Well... yes. And no. Sort of. But not really. Got it? No? Well, let me explain.

NO, you don't want to restrict your chickens to vegetarian food in that chickens are omnivores. They eat mice, frogs, snakes, lizards, grasshoppers... basically any creature small enough to swallow, and occasionally some creatures just small enough to kill and eat in pieces, like baby rabbits or large toads.

yummy may bug

But YES you may want vegetarian feed in that vit typically omits proteins you may not want to offer your flock. For instance, while chickens may, unfortunately, try to eat each other from time to time (if they're too crowded, particularly), we think putting ground chicken in chicken feed just doesn't seem like the best of ideas. Plus, even if that doesn't bother you, the origin of the protein in feed is usually from "animal by-products." In other words, the feed contains parts of animals we don't normally eat, and that doesn't always have the most nutritional value: hooves, lips, feathers, and elbows, as my grandma used to say.

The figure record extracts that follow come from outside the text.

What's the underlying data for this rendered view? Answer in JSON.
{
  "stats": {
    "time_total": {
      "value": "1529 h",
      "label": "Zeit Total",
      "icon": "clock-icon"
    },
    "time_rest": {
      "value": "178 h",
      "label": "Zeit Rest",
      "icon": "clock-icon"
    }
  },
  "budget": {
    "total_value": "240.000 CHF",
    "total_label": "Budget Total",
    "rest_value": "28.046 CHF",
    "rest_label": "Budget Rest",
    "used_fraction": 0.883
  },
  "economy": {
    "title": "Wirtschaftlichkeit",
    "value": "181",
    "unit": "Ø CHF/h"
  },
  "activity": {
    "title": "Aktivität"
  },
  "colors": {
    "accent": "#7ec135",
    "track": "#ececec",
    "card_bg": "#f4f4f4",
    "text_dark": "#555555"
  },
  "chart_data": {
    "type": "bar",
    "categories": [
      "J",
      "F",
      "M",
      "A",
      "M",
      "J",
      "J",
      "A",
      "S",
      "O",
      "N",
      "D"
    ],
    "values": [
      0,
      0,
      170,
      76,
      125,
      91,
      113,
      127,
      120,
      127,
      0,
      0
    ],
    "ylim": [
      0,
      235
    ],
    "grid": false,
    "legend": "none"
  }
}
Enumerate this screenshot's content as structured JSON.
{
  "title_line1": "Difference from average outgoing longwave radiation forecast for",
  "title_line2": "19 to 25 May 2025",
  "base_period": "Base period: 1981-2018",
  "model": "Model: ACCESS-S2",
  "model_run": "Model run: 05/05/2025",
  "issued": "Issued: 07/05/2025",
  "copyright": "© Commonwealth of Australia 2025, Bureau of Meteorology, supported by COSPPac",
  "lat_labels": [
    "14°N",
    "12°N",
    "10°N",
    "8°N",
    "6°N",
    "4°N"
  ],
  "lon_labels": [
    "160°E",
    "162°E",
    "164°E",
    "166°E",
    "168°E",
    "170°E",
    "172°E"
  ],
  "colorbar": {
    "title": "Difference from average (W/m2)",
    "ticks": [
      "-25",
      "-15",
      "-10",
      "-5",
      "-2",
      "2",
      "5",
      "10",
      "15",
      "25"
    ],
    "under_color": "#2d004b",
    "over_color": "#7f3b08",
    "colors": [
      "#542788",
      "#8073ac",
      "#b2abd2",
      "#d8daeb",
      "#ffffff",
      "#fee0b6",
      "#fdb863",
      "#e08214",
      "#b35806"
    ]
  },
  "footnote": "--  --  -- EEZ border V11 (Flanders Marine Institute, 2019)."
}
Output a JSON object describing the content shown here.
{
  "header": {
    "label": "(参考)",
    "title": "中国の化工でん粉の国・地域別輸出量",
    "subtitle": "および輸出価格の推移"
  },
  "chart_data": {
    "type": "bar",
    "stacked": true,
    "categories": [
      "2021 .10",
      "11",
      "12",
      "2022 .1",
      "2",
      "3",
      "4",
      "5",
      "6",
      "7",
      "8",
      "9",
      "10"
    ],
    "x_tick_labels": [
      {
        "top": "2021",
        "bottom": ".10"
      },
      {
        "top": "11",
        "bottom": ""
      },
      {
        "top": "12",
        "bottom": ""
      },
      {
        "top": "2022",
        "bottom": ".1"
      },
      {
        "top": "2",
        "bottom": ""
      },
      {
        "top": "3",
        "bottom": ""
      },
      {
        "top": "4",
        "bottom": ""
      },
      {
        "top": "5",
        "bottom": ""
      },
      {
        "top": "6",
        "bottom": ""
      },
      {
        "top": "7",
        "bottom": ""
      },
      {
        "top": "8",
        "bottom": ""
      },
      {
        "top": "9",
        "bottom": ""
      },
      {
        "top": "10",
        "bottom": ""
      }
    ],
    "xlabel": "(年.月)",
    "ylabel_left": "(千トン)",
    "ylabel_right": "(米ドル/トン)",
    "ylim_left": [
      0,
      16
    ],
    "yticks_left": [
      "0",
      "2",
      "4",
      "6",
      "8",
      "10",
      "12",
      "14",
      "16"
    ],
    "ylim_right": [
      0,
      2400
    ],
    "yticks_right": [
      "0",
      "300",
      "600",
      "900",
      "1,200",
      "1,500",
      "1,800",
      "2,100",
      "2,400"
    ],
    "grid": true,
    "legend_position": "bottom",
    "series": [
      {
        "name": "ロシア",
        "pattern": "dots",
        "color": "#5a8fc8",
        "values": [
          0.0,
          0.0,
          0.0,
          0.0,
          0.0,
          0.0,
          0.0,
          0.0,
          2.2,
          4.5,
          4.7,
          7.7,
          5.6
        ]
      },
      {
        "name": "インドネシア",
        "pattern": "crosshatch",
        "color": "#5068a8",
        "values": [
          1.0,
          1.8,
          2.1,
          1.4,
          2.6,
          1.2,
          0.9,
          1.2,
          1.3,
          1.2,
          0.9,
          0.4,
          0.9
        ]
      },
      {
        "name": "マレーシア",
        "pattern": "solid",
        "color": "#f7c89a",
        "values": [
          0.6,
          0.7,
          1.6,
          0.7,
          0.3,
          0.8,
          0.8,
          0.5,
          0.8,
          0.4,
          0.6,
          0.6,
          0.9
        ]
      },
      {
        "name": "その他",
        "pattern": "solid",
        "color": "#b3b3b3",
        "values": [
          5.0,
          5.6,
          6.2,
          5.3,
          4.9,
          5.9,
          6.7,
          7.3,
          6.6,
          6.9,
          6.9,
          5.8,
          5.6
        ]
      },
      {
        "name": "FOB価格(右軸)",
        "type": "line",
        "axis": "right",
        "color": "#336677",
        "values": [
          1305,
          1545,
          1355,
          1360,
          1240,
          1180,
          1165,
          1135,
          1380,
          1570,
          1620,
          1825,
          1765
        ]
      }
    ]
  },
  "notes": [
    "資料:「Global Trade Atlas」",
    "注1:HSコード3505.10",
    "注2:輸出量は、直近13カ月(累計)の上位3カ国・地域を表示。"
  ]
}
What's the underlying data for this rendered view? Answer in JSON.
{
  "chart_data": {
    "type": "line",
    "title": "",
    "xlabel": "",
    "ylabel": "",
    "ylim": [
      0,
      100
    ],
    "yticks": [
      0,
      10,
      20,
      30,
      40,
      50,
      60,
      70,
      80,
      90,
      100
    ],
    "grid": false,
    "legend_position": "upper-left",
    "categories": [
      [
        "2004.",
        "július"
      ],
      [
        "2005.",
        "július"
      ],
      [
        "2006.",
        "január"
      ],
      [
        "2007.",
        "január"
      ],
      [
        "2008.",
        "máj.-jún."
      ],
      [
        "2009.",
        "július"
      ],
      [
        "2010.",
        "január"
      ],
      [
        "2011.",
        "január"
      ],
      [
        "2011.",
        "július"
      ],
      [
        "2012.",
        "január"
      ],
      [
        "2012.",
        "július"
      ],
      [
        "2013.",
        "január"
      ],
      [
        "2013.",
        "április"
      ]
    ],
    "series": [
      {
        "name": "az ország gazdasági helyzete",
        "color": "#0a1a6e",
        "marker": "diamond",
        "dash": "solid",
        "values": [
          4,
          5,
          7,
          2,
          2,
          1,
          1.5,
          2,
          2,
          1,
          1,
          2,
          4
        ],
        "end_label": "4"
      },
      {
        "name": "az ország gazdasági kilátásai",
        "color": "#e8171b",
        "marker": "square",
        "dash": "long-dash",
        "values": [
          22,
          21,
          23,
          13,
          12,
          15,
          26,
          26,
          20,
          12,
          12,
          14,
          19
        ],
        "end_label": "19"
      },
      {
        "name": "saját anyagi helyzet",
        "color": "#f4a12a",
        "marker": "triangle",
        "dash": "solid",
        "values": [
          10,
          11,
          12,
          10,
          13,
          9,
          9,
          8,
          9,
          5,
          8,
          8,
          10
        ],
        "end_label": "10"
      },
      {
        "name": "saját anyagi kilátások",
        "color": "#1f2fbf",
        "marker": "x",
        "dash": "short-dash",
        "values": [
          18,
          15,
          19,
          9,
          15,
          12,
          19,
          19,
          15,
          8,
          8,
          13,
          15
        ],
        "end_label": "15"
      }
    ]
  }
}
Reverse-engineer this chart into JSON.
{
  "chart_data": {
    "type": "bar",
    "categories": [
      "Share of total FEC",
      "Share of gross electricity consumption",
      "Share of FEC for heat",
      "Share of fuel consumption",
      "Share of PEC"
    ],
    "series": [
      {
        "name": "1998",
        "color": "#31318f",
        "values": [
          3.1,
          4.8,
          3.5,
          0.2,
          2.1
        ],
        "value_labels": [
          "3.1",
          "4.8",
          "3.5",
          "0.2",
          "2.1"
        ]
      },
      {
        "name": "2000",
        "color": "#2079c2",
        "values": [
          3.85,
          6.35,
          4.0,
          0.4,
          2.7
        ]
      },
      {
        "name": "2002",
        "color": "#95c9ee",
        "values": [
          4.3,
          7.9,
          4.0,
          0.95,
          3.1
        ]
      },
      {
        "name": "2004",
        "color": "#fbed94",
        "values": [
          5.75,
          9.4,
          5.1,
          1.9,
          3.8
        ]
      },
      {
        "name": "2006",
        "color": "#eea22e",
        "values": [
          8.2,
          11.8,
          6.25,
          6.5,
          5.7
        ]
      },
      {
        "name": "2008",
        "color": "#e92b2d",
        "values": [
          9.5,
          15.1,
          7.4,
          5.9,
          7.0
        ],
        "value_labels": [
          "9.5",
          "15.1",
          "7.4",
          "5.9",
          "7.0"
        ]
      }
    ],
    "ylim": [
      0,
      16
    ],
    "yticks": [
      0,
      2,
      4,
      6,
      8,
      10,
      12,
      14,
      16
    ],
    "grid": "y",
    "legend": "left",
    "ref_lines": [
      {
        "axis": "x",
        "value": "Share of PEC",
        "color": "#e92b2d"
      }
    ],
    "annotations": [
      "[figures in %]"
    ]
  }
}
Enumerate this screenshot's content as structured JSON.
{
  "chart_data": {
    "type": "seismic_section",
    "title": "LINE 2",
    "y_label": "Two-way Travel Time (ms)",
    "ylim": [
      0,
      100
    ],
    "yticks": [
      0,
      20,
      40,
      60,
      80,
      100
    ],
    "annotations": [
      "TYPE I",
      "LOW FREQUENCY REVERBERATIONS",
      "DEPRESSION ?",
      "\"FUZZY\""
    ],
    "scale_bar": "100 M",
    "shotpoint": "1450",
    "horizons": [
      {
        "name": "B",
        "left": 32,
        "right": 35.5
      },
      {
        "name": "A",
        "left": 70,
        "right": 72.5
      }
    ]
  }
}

And chickens typically prefer grasshoppers to hooves and fish heads.

grasshopper

When you see "vegetarian-fed hens" on an egg label in grocery stores, it more or less means the chickens are being restricted from their natural diet, which would in normal circumstance includes being able to forage on pasture bugs, grubs and so on. But buying vegetarian feed for your own backyard hens who do have access to forage--or for whom you provide special treats of mealworms and the occasional leftover meatball--can be a good thing. In fact, eggs laid by hens with access to pasture are far more nutritious than grocery store eggs laid by "vegetarian-fed hens." (For details, see the related questions below.)

So... for the BEST diet for your flock, make sure any non-vegetarian feed contains high-quality proteins, rather than by-products. Otherwise, simply stick to commercial vegetarian feed while offering your flock access to pasture and treats containing mealworms or insect larvae.